The conflict may prove confusing for health-care providers and people with Type 2 diabetes, who make up 9.3 percent of the U.S. population.
“Yes, it will be,” said Jack Ende, president of the American College of Physicians, which represents 152,000 doctors, most of them internal medicine physicians. “But we really believe this is important enough that we have to get the message out, since we’ve seen more harms than benefits.”
In Type 2 diabetes, the body fails to use and store glucose properly because it is unable to produce enough of the hormone insulin or does not use insulin well. Typically, this form of diabetes develops in adulthood, especially among people who are overweight, not physically active or have a family history of the disease, though it is increasingly appearing in younger people. (In Type 1 diabetes, which is much less common and often occurs in childhood, the pancreas completely stops producing insulin.)
The condition can lead to complications that include strokes, heart problems, kidney disease, blindness and amputations. In 2016, diabetes was the seventh-largest killer of Americans, with 80,000 deaths attributed to the disease, according to the National Center for Health Statistics.
For decades, a main tenet of diabetes management has been the importance of controlling the amount of glucose in the blood. That, experts say, reduces the chances of complications. Patients have been told to aim for a hemoglobin A1C of 6.5 to 7 percent, which is a measure of glucose over the previous two to three months.
But prompted by what it considered conflicting advice, the college of physicians decided to review the research on the subject and the reasoning of other groups. It determined that the burdens of striving for the lowest score outweigh the benefits. The guidance issued Monday suggests that most Type 2 diabetics and their doctors aim for scores of between 7 and 8, though all care should be “personalized.” For older people and those with other medical issues, the recommendation would not apply.
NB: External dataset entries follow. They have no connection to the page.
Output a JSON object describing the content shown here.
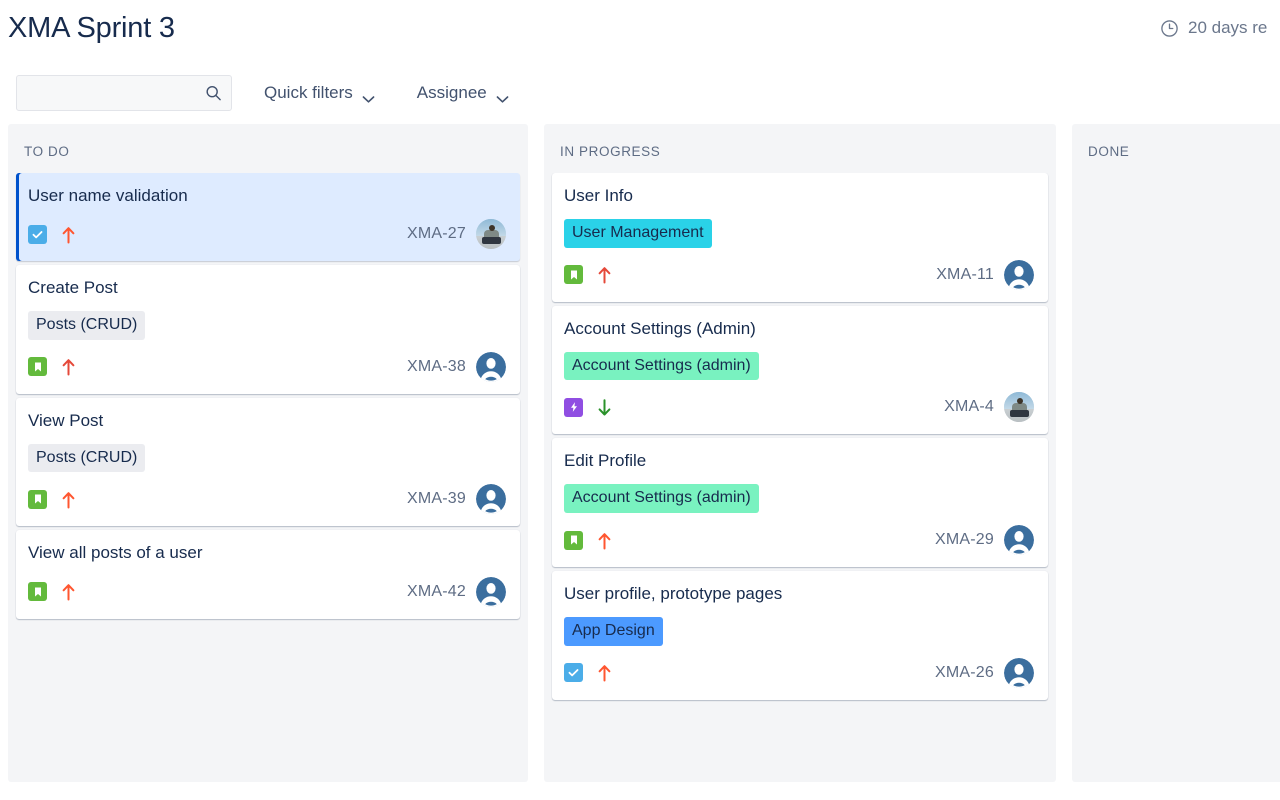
{
  "header": {
    "title": "XMA Sprint 3",
    "sprint_status": "20 days re",
    "clock_icon": "clock-icon"
  },
  "toolbar": {
    "search_value": "",
    "search_placeholder": "",
    "search_icon": "search-icon",
    "quick_filters_label": "Quick filters",
    "assignee_label": "Assignee",
    "chevron_icon": "chevron-down-icon"
  },
  "colors": {
    "selected_card_bg": "#deebff",
    "selected_card_border": "#0052cc",
    "column_bg": "#f4f5f7",
    "card_bg": "#ffffff",
    "text_primary": "#172b4d",
    "text_muted": "#5e6c84",
    "type_task": "#4bade8",
    "type_story": "#63ba3c",
    "type_epic": "#904ee2",
    "priority_high": "#ff5630",
    "priority_highest": "#e5493a",
    "priority_low": "#2a922a",
    "label_user_management": "#2ad2e8",
    "label_account_settings": "#79f2c0",
    "label_app_design": "#4c9aff",
    "label_posts_crud": "#ebecf0"
  },
  "columns": [
    {
      "name": "TO DO",
      "cards": [
        {
          "title": "User name validation",
          "labels": [],
          "type": "task",
          "type_icon": "task-checkbox-icon",
          "priority": "high",
          "priority_icon": "arrow-up-icon",
          "key": "XMA-27",
          "avatar": "photo",
          "selected": true
        },
        {
          "title": "Create Post",
          "labels": [
            {
              "text": "Posts (CRUD)",
              "color": "#ebecf0"
            }
          ],
          "type": "story",
          "type_icon": "story-bookmark-icon",
          "priority": "highest",
          "priority_icon": "arrow-up-icon",
          "key": "XMA-38",
          "avatar": "default",
          "selected": false
        },
        {
          "title": "View Post",
          "labels": [
            {
              "text": "Posts (CRUD)",
              "color": "#ebecf0"
            }
          ],
          "type": "story",
          "type_icon": "story-bookmark-icon",
          "priority": "high",
          "priority_icon": "arrow-up-icon",
          "key": "XMA-39",
          "avatar": "default",
          "selected": false
        },
        {
          "title": "View all posts of a user",
          "labels": [],
          "type": "story",
          "type_icon": "story-bookmark-icon",
          "priority": "high",
          "priority_icon": "arrow-up-icon",
          "key": "XMA-42",
          "avatar": "default",
          "selected": false
        }
      ]
    },
    {
      "name": "IN PROGRESS",
      "cards": [
        {
          "title": "User Info",
          "labels": [
            {
              "text": "User Management",
              "color": "#2ad2e8"
            }
          ],
          "type": "story",
          "type_icon": "story-bookmark-icon",
          "priority": "highest",
          "priority_icon": "arrow-up-icon",
          "key": "XMA-11",
          "avatar": "default",
          "selected": false
        },
        {
          "title": "Account Settings (Admin)",
          "labels": [
            {
              "text": "Account Settings (admin)",
              "color": "#79f2c0"
            }
          ],
          "type": "epic",
          "type_icon": "epic-bolt-icon",
          "priority": "low",
          "priority_icon": "arrow-down-icon",
          "key": "XMA-4",
          "avatar": "photo",
          "selected": false
        },
        {
          "title": "Edit Profile",
          "labels": [
            {
              "text": "Account Settings (admin)",
              "color": "#79f2c0"
            }
          ],
          "type": "story",
          "type_icon": "story-bookmark-icon",
          "priority": "high",
          "priority_icon": "arrow-up-icon",
          "key": "XMA-29",
          "avatar": "default",
          "selected": false
        },
        {
          "title": "User profile, prototype pages",
          "labels": [
            {
              "text": "App Design",
              "color": "#4c9aff"
            }
          ],
          "type": "task",
          "type_icon": "task-checkbox-icon",
          "priority": "high",
          "priority_icon": "arrow-up-icon",
          "key": "XMA-26",
          "avatar": "default",
          "selected": false
        }
      ]
    },
    {
      "name": "DONE",
      "cards": []
    }
  ]
}
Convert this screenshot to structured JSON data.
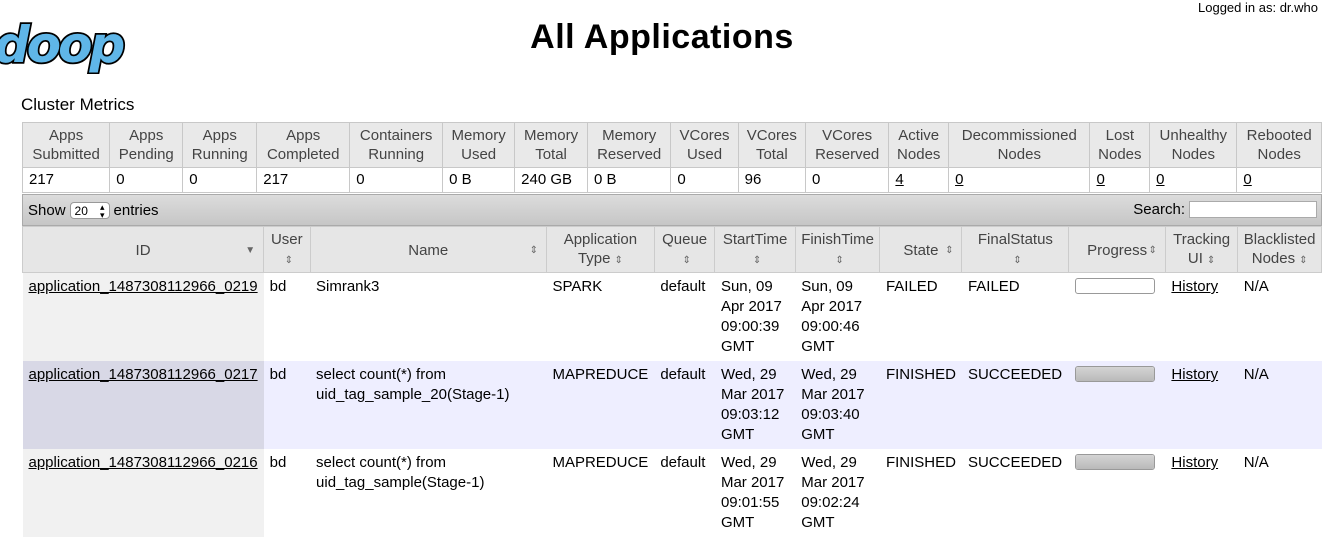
{
  "logo": {
    "text": "doop"
  },
  "header": {
    "login_text": "Logged in as: dr.who",
    "title": "All Applications"
  },
  "cluster_metrics": {
    "title": "Cluster Metrics",
    "columns": [
      [
        "Apps",
        "Submitted"
      ],
      [
        "Apps",
        "Pending"
      ],
      [
        "Apps",
        "Running"
      ],
      [
        "Apps",
        "Completed"
      ],
      [
        "Containers",
        "Running"
      ],
      [
        "Memory",
        "Used"
      ],
      [
        "Memory",
        "Total"
      ],
      [
        "Memory",
        "Reserved"
      ],
      [
        "VCores",
        "Used"
      ],
      [
        "VCores",
        "Total"
      ],
      [
        "VCores",
        "Reserved"
      ],
      [
        "Active",
        "Nodes"
      ],
      [
        "Decommissioned",
        "Nodes"
      ],
      [
        "Lost",
        "Nodes"
      ],
      [
        "Unhealthy",
        "Nodes"
      ],
      [
        "Rebooted",
        "Nodes"
      ]
    ],
    "values": [
      "217",
      "0",
      "0",
      "217",
      "0",
      "0 B",
      "240 GB",
      "0 B",
      "0",
      "96",
      "0",
      "4",
      "0",
      "0",
      "0",
      "0"
    ]
  },
  "table_controls": {
    "show_label": "Show",
    "entries_value": "20",
    "entries_label": "entries",
    "search_label": "Search:",
    "search_value": ""
  },
  "apps_table": {
    "columns": {
      "id": "ID",
      "user": "User",
      "name": "Name",
      "app_type": "Application Type",
      "queue": "Queue",
      "start_time": "StartTime",
      "finish_time": "FinishTime",
      "state": "State",
      "final_status": "FinalStatus",
      "progress": "Progress",
      "tracking_ui": "Tracking UI",
      "blacklisted": "Blacklisted Nodes"
    },
    "rows": [
      {
        "id": "application_1487308112966_0219",
        "user": "bd",
        "name": "Simrank3",
        "type": "SPARK",
        "queue": "default",
        "start": "Sun, 09 Apr 2017 09:00:39 GMT",
        "finish": "Sun, 09 Apr 2017 09:00:46 GMT",
        "state": "FAILED",
        "final_status": "FAILED",
        "progress": 0,
        "tracking": "History",
        "blacklisted": "N/A"
      },
      {
        "id": "application_1487308112966_0217",
        "user": "bd",
        "name": "select count(*) from uid_tag_sample_20(Stage-1)",
        "type": "MAPREDUCE",
        "queue": "default",
        "start": "Wed, 29 Mar 2017 09:03:12 GMT",
        "finish": "Wed, 29 Mar 2017 09:03:40 GMT",
        "state": "FINISHED",
        "final_status": "SUCCEEDED",
        "progress": 1,
        "tracking": "History",
        "blacklisted": "N/A"
      },
      {
        "id": "application_1487308112966_0216",
        "user": "bd",
        "name": "select count(*) from uid_tag_sample(Stage-1)",
        "type": "MAPREDUCE",
        "queue": "default",
        "start": "Wed, 29 Mar 2017 09:01:55 GMT",
        "finish": "Wed, 29 Mar 2017 09:02:24 GMT",
        "state": "FINISHED",
        "final_status": "SUCCEEDED",
        "progress": 1,
        "tracking": "History",
        "blacklisted": "N/A"
      }
    ]
  }
}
The physicians group said the harms include “hypoglycemic events,” commonly known as low blood sugar, which, in the short term, can cause people with diabetes to feel woozy, lose track of their surroundings or lose consciousness. In the long run, they can lead to cardiovascular problems, Ende said.
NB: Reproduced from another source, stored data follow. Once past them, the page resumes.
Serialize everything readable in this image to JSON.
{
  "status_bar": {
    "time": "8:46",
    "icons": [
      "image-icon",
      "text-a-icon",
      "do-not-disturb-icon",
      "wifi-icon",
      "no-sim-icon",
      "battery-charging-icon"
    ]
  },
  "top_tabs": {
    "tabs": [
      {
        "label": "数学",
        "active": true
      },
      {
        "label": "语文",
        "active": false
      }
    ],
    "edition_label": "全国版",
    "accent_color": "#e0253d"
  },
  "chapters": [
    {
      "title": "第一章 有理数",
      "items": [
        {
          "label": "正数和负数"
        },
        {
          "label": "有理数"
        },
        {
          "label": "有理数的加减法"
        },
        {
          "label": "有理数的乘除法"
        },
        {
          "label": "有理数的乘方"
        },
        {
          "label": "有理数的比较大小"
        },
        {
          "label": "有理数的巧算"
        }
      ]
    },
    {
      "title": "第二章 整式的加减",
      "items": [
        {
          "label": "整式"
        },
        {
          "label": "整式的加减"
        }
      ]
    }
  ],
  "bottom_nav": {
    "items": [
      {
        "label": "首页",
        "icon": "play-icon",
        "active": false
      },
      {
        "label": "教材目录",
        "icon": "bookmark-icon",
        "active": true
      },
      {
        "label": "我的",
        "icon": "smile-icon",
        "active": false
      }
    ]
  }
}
The group also concluded that the burden of taking one or more medications to achieve tight glucose control can be greater than the benefit, in both side effects and financial cost. Side effects include weight gain, gastrointestinal problems, congestive heart failure, joint pain, fractures and genital fungal infections, according to the paper the organization released Monday, which was published in its journal, Annals of Internal Medicine.
Many people first try to control Type 2 diabetes with diet and exercise. The first medicine often prescribed is metformin, but others are sometimes necessary, and some people must inject themselves with insulin.
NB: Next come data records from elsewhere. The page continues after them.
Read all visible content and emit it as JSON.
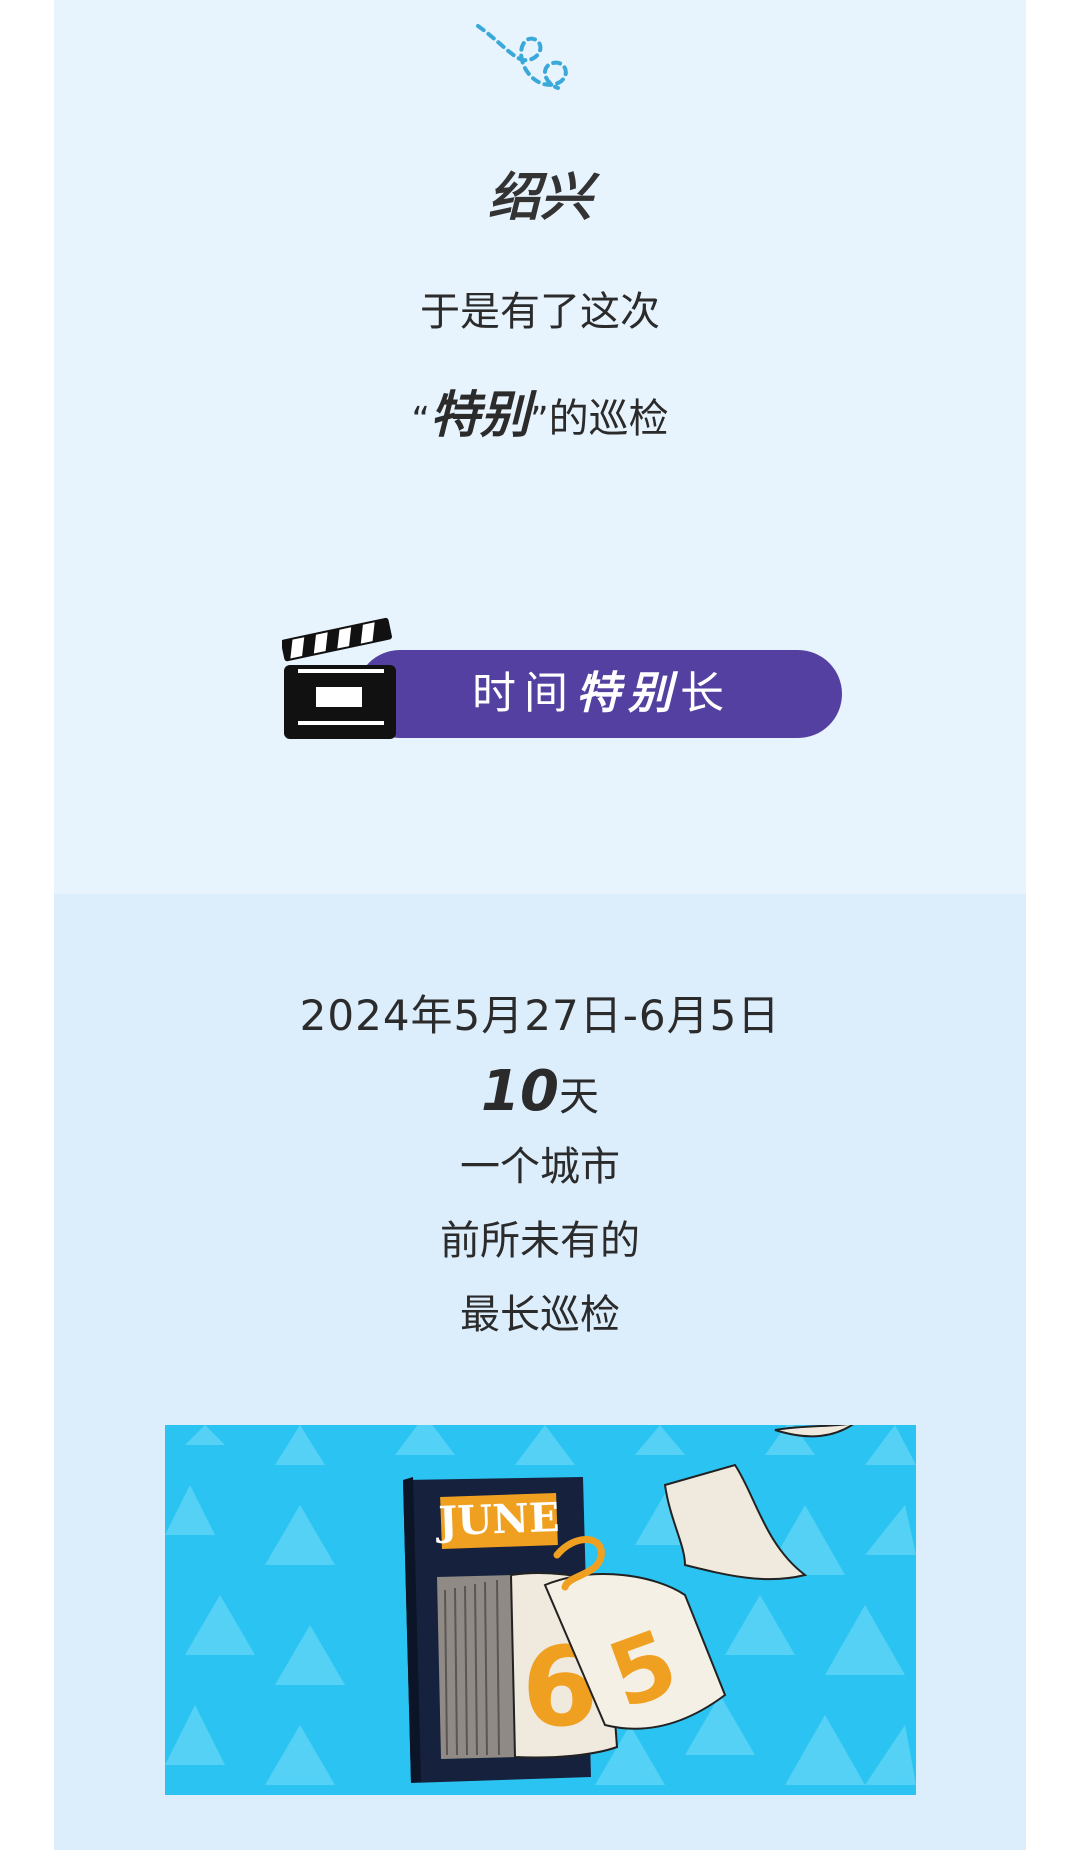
{
  "intro": {
    "city": "绍兴",
    "line1": "于是有了这次",
    "quote_open": "“",
    "quote_strong": "特别",
    "quote_close": "”",
    "quote_rest": "的巡检"
  },
  "tag": {
    "prefix": "时间",
    "emphasis": "特别",
    "suffix": "长"
  },
  "details": {
    "date_range": "2024年5月27日-6月5日",
    "days_number": "10",
    "days_unit": "天",
    "line_city": "一个城市",
    "line_unprecedented": "前所未有的",
    "line_longest": "最长巡检"
  },
  "illustration": {
    "calendar_month": "JUNE",
    "page_digit_front": "6",
    "page_digit_back": "5"
  },
  "colors": {
    "top_background": "#e7f3fd",
    "bottom_background": "#dcedfc",
    "pill": "#5440a0",
    "illustration_background": "#2bc4f2",
    "calendar_orange": "#f0a020"
  },
  "icons": {
    "doodle": "dashed-loop-doodle-icon",
    "clapperboard": "clapperboard-icon"
  }
}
William Cefalu, chief scientific, medical and mission officer for the American Diabetes Association, said the organization is “concerned” about the guidelines offered by the physicians group. He said the same research reviewed by the college of physicians has convinced the ADA that tighter glucose control is preferable.
One study even showed a “legacy effect” of tight control four years after the research was concluded, he said.
“We take exception when they say 7 to 8 percent in most patients,” Cefalu said. The ADA has recommended for years that Type 2 diabetics strive for a score of 7. The organization updates its guidelines for physicians and patients annually, he said.